The second project was to make a boat. Rebecca’s instructions were to allow the children to dictate the process, even if the outcome did not look like a boat. What’s important was that they could explain it back to her and tell her how they were able to make it.
For this one, I decided to let Sam do this with her Daddy. Of course they waited until the last day (Sam and I made her drum the day after the assignment was given… ah the difference between men and women!) to work on it. My husband was having a little trouble with the assignment, because he kept looking for a set of instructions that they could follow, and all I could give him were Rebecca’s instructions. In the end, I helped him guide her through the exercise (because all Sam said she needed was paint and she kept mixing the colors around. And then she ended up slightly frustrated because she didn’t ask him for windows when she wanted some!). My husband couldn’t wrap his head around the final product that it didn’t look like a boat. Sam insisted on putting 4 wheels with the 4 windows she installed, but again she was so happy and so proud of what she had made.

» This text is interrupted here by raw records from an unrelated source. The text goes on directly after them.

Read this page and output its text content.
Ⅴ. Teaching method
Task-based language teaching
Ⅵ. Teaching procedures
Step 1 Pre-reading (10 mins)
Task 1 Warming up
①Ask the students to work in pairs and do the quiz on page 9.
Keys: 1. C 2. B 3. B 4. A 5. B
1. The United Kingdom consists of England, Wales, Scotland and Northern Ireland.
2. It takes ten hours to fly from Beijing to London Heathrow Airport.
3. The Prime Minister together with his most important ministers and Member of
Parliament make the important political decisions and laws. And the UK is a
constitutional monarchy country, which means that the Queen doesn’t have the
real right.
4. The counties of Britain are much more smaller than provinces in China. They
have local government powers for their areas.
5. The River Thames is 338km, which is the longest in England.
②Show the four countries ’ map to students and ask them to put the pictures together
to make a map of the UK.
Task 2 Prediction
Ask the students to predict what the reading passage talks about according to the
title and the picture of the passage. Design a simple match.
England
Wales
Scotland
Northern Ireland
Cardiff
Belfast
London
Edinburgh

Interestingly enough I related the process to Rebecca and she did say that it is normal and difficult for parents to hold back and let the kids do their own thing. She said it’s good practice for when they’re older and need to make things or write their own essays. Sometimes as a parent you itch to do it the “right” way and do it for them, when what’s important is that they try to figure it out themselves. And they are prouder of the outcome and can speak about it, no matter what the end result is. So it is a learning process for both the parent and the child. Plus at this age, they can see it in their heads and to them it makes sense. As for the boat, again Sam was so proud of what she had made, and she could really appreciate that it was hers and not someone else’s project. Plus, if you talk to her about her boat, she can tell you every single aspect of it.
If you ask Sam about her favorite toys, the Jumping Rainbow Drum and this silly little boat rank as one of the top two on her list. I suppose a part of the reason is because she put so much more of herself into them, no matter how “imperfect” both turned out to be. In her world, they are the best things in the world.
The two exercises were eye openers for me and it made me reflect on my parenting style over the girls. When to help and guide and when to just let go and let things be can be tricky. If you think about it, as they get older, it’s also about letting their personality shine through and not dictating what I think is best for them. Sometimes as parents, our good intentions to help overshadow and overpower our kids’ abilities to just do things themselves their way. The end result may not always be our ideal output if we had a say in it, but it’s important to be conscious enough to step back and let them work through it on their own. At the end of the day, for as long as they are proud of what they’ve accomplished, are happy with the end result and have learned something in the process, then that is really all that matters.